I had a couple of acorn squash staring at me the other day and while I love making it roasted or mashed for a side dish I wanted to make it the main attraction. So I took inspiration from my Mom’s dinner in a pumpkin recipe and this might be new favorite fall dish. Acorn squash are easy to find and inexpensive through fall and they’re also smaller and easier to prepare.

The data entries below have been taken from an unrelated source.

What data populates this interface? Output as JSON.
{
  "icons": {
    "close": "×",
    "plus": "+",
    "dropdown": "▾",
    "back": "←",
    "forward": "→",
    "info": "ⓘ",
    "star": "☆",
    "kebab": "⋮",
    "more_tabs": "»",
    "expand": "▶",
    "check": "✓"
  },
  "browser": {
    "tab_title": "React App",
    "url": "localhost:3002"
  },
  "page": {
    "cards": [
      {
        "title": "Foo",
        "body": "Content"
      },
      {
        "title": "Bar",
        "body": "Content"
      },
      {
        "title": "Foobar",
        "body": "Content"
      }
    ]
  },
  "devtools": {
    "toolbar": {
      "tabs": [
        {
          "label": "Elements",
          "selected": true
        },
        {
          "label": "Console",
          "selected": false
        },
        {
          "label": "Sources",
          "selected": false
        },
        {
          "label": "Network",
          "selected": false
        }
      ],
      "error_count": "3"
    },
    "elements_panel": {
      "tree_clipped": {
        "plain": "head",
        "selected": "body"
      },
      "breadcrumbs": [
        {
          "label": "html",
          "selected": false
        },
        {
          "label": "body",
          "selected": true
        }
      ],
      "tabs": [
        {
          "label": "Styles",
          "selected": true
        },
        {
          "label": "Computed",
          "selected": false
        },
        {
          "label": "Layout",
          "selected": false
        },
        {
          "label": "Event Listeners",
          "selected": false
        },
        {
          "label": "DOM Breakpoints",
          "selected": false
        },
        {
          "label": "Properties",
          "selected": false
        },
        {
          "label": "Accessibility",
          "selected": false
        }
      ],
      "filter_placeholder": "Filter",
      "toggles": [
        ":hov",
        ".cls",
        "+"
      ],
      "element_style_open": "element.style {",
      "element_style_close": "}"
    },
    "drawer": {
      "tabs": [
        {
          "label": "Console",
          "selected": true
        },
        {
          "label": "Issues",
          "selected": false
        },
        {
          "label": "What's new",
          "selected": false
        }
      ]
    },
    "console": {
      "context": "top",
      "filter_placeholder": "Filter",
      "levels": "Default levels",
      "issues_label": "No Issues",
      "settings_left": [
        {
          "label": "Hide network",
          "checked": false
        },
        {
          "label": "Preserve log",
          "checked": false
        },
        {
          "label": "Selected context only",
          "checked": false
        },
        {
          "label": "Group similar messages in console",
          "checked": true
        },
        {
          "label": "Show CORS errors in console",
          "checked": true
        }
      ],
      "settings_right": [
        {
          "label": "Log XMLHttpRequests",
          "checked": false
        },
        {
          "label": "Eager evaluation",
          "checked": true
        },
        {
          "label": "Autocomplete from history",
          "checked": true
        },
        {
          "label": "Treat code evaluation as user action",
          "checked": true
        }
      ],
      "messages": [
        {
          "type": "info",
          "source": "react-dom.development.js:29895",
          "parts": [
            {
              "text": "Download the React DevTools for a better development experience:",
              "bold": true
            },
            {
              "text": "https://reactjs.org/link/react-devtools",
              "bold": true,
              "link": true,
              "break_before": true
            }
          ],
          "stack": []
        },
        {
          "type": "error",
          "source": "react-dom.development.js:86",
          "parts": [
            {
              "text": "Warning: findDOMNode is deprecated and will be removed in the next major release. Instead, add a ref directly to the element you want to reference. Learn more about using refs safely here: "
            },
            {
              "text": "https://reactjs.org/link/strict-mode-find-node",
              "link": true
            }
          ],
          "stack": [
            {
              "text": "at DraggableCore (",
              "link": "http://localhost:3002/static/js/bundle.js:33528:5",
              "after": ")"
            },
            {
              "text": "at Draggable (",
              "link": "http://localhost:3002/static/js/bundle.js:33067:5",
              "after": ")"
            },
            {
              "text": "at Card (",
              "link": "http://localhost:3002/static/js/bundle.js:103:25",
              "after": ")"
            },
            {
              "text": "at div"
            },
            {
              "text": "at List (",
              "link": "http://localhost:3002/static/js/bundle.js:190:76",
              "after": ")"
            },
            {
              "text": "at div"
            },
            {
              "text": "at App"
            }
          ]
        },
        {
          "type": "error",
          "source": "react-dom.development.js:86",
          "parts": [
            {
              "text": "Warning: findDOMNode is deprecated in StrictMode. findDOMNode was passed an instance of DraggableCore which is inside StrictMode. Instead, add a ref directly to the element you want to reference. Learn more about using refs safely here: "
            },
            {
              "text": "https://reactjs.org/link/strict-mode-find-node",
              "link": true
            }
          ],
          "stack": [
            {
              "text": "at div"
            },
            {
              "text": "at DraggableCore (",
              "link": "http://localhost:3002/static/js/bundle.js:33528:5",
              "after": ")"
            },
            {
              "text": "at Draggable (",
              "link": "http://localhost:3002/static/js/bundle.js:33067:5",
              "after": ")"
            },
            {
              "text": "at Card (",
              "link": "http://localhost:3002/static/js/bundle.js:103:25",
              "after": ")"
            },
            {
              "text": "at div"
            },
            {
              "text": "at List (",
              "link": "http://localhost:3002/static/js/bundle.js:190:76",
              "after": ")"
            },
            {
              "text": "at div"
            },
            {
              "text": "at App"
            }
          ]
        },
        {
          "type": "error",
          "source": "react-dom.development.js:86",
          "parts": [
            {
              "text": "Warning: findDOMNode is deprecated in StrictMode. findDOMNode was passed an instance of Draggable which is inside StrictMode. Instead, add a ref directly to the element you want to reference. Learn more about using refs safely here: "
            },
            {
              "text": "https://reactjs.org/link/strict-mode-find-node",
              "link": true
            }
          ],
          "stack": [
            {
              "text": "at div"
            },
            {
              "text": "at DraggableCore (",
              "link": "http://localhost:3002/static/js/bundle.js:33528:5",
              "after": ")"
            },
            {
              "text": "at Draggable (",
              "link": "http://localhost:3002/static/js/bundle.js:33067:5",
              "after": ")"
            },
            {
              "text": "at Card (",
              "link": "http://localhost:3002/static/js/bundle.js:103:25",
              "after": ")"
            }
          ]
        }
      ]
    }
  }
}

By dicing the vegetables smaller it’s easier to mound the filling in the squash and also I have found those in our household who have mushroom aversions don’t notice them sometimes too.
I used brown rice and I think it’s hearty flavor pairs well here but if white is what you have that’s ok too. The maple syrup compliments the squash well but if you don’t have pure maple syrup I would leave it out.
Happy fall!

Roasted Acorn Squash

 
Tis the season for horrible pictures. : ) 
It’s dark by the time we eat dinner now and since I’m not about to make our family meal 3 hours early and keep it warm in the oven we’ll just have to settle for not so great pictures.  Acorn squash is something my Dad always grew in our garden so we had a lot of it in our family.  It’s a great side dish because it’s inexpensive, kid’s usually like it because it is a little sweeter of a squash, and it goes really well with a lot of dishes.   Not to mention it’s super quick and easy.
 
We usually do a variety of toppings, but the amounts in the recipe are for if you want to do all 4 halves the same.  The original recipe called for using olive oil with the Parmesan topping, and butter for the brown sugar and breadcrumbs, but I think it’s fine if you do either.  My personal favorite is adding a little honey to the brown sugar topping.
 
ROASTED ACORN SQUASH
2 acorn squash
2 T melted butter, or olive oil
salt and pepper
1/3 cup light brown sugar, packed
OR
1/4 cup plain dried breadcrumbs
OR
1/4 cup grated Parmesan cheese
 
Cut acorn squash in half from stem to end, lengthwise.
Brush cut sides with melted butter or oil and season with salt and pepper.
Place cut sides down on a baking sheet, bake at 400 degrees for about 30 minutes, or until you can pierce easily with a knife.
Turn over and sprinkle with one of the toppings.
Bake another 15 minutes.  Scoop out of skin to serve.
 
VARIATIONS: For brown sugar and honey, drizzle each half with about a teaspoon or 2 of honey, then sprinkle with the brown sugar.
Combine breadcrumbs and parmesan with 1 T Italian seasoning, sprinkle on halves.
If you want to make more than one variety, use 1 T of whichever topping on each half (a little extra for brown sugar)
 
Recipe Source: Slightly adapted from Everyday Food
 

Spaghetti Squash

 
This is one of my favorite side dishes in the fall.  I’ve made it many, many times and it never fails to please.
I usually serve it with a sauce, mostly my easy alfredo. (Or one of it’s variations).
But it goes great with a red sauce as well, we pretty much just treat it as a pasta substitute.
 
SPAGHETTI SQUASH
Cut squash in half lengthwise, scoop our seeds and pulp.
Rub inside squash with a drizzle of olive oil and sprinkle with salt and pepper.
Place cut side down on baking sheet or a glass 9 by 13 inch pan.
Bake at 400 degrees for about 45 minutes, or until you can easily scoop out squash from the shell.
Fluff squash with a fork and serve hot.

Butternut Squash Fries

 
These are good.
No, really, they’re good.  I heart them.
They are one of my favorite side dishes to make, and truth be told… sometimes I’ll eat just them with the veggie being served that night.  Normal, right?  
Just try them, and report back if anyone else is crazy addicted to them. : )

BUTTERNUT SQUASH FRIES
 
Butternut Squash
Olive oil (just enough to drizzle with)
Kosher salt and pepper
 
Trim skin off of your squash and scoop out the seeds.
Cut into about 4 to 5 inch sections and cut into 1/4 to 1/2″ matchsticks using a knife or crinkle cutter.
Spread out on a rimmed baking sheet in single layer.
Toss with olive oil, sprinkle with salt and pepper.
Bake at 425 degrees for about 20 minutes, or until cooked through.